You have requested our opinion with respect to certain matters in connection with the filing by Eyegate Pharmaceuticals, Inc., a Delaware corporation (the “Company”), of a Registration Statement on Form S-8 (the “Registration Statement”) with the Securities and Exchange Commission covering the offering of (i) up to an aggregate of 600,000 shares (the “2014 Plan Shares”) of the Company’s Common Stock, par value $0.01 per share (“Common Stock”), pursuant to the Company’s 2014 Equity Incentive Plan (the “2014 Plan”), and (ii) up to an aggregate of 100,000 shares (the “ESPP Shares” and, together with the 2014 Plan Shares, the “Shares”) of Common Stock pursuant to the Company’s Employee Stock Purchase Plan (the “ESPP”).

 

In connection with this opinion, we have examined and relied upon our review of (a) the Registration Statement and related prospectuses, (b) the Plan, (c) the ESPP, (d) the Company’s Amended and Restated Certificate of Incorporation and Amended and Restated Bylaws, each as currently in effect, and (e) such other documents, records, certificates, memoranda and other instruments as in our judgment are necessary or appropriate to enable us to render the opinion expressed below.
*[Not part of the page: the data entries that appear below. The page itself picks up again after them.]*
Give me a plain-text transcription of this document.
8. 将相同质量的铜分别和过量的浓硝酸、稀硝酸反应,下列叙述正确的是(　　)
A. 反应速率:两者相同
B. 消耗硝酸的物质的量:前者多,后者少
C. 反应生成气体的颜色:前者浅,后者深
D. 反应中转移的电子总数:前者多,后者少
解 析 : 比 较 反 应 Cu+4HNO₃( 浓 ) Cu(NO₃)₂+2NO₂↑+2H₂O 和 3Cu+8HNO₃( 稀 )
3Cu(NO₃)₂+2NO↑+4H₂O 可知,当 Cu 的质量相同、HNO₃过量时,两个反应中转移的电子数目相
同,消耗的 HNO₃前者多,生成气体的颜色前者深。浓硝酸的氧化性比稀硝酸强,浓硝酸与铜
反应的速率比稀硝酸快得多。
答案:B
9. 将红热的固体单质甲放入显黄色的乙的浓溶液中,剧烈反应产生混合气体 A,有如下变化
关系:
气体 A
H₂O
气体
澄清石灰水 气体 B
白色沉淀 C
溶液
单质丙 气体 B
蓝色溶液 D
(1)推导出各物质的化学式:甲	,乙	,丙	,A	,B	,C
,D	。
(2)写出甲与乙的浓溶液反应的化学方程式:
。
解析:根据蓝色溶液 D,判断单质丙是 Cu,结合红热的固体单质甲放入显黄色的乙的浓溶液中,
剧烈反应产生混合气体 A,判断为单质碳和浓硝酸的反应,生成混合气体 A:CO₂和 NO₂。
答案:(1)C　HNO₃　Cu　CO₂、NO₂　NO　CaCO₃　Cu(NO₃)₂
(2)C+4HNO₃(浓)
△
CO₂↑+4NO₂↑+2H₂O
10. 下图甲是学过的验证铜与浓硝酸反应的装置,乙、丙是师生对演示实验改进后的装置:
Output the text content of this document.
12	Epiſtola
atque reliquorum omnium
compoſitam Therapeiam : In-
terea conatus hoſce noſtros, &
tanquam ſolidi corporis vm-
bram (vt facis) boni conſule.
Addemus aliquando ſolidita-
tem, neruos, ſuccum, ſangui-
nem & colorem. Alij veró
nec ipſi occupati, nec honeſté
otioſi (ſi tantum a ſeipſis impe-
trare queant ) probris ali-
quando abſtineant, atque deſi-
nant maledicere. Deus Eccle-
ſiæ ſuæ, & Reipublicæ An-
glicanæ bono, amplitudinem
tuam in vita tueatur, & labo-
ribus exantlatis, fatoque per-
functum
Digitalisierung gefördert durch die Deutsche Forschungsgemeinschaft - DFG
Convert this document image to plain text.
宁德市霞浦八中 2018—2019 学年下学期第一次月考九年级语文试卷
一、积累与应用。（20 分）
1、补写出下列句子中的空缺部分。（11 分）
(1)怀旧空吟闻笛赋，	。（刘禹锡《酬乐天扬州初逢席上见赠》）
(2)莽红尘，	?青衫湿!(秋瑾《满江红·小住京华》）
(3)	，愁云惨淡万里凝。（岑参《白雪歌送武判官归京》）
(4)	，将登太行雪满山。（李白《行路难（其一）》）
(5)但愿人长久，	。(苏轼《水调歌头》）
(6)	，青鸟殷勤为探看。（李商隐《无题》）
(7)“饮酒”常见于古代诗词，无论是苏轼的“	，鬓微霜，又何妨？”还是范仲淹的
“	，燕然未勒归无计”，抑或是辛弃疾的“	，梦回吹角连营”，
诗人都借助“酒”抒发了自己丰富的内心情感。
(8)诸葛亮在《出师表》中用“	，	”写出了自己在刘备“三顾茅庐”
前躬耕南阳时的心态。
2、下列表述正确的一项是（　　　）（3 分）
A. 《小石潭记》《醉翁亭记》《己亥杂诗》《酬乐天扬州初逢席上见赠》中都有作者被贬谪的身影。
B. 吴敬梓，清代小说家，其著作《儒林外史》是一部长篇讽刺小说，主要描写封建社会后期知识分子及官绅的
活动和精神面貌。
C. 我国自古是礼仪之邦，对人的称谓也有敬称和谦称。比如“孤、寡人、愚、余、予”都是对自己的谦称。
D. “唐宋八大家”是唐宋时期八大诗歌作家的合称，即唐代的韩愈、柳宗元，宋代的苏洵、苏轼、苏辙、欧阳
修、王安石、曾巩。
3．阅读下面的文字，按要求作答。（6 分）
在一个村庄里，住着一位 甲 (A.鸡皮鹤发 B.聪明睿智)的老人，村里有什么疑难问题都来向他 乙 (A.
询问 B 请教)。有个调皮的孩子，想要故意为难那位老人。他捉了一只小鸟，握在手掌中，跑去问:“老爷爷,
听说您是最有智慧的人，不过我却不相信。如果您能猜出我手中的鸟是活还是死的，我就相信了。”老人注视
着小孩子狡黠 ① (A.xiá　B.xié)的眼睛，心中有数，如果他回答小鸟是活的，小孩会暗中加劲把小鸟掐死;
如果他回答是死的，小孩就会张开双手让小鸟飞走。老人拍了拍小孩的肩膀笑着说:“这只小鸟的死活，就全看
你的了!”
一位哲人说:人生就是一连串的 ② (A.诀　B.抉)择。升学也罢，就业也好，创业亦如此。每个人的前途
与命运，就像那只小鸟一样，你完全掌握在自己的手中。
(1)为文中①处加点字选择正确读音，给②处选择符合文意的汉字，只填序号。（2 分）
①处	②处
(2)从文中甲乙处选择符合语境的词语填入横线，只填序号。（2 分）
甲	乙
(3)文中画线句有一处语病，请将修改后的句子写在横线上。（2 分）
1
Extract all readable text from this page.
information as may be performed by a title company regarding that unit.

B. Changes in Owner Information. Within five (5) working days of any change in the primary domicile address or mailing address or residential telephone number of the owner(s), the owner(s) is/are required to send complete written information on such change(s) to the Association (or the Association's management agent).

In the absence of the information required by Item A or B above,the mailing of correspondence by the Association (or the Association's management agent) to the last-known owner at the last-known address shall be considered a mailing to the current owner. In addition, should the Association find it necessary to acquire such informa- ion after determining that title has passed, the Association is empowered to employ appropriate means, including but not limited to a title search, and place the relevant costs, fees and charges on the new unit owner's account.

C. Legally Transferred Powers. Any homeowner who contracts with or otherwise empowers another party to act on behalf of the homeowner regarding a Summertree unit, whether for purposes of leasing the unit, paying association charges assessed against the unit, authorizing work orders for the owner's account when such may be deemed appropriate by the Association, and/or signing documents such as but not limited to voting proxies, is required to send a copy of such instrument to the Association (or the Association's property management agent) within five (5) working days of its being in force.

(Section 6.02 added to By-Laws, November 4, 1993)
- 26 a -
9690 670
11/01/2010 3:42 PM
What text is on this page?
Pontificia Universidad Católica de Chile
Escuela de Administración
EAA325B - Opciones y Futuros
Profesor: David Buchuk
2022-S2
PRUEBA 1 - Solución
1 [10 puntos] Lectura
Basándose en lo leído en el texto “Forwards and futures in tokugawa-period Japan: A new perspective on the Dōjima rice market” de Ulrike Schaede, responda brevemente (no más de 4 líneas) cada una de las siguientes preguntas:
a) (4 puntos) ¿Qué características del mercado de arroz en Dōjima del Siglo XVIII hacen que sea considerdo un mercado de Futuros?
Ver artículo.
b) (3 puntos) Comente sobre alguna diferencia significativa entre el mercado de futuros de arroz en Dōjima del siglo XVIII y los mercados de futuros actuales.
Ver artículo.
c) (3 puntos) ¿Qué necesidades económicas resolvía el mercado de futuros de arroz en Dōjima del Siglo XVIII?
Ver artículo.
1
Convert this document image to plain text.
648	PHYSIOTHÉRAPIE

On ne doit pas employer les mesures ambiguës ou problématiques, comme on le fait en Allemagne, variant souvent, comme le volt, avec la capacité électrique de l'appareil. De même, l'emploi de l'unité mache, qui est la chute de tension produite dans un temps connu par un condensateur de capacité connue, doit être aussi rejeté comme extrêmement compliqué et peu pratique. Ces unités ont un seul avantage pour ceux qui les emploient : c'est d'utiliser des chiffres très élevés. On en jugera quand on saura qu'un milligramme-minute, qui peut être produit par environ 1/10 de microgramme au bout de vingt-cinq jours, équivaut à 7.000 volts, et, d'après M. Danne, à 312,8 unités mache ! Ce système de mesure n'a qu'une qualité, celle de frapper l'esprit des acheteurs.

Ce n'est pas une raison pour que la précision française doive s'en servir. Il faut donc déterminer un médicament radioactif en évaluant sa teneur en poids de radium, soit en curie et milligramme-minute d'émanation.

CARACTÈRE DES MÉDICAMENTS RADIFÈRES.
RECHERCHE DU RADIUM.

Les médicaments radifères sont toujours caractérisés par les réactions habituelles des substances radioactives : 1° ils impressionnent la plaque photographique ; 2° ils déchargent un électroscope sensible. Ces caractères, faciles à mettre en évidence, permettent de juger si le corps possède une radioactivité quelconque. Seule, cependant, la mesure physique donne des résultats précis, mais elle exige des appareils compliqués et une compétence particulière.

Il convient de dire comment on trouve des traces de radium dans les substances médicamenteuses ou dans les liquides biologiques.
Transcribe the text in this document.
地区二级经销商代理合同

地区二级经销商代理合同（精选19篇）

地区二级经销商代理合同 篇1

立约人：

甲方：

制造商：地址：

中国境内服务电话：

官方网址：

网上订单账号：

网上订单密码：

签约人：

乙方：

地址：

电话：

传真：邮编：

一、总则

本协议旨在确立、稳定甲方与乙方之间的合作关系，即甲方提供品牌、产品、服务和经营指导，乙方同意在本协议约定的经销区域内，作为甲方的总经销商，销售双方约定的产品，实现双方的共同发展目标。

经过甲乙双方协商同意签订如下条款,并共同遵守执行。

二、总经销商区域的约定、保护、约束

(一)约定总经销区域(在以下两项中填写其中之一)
We have assumed the genuineness and authenticity of all documents submitted to us as originals, the conformity to originals of all documents submitted to us as copies thereof, and the due execution and delivery of all documents where due execution and delivery are a prerequisite to the effectiveness thereof.

 

Our opinion is expressed only with respect to the General Corporation Law of the State of Delaware.

 

For purposes of the opinion expressed below, we have assumed that a sufficient number of authorized but unissued shares of Common Stock will be available for issuance when the Shares are issued.

 

On the basis of the foregoing, and in reliance thereon, we are of the opinion that:

 

1.The 2014 Plan Shares, when sold and issued in accordance with the Plan, and the Registration Statement and related prospectus, will be validly issued, fully paid, and nonassessable (except as to shares issued pursuant to certain deferred payment arrangements, which will be fully paid and nonassessable when such deferred payments are made in full).

 

2.The ESPP Shares, when sold and issued in accordance with the ESPP, and the Registration Statement and related prospectus, will be validly issued, fully paid, and nonassessable.

 

We consent to the filing of this opinion as an exhibit to the Registration Statement.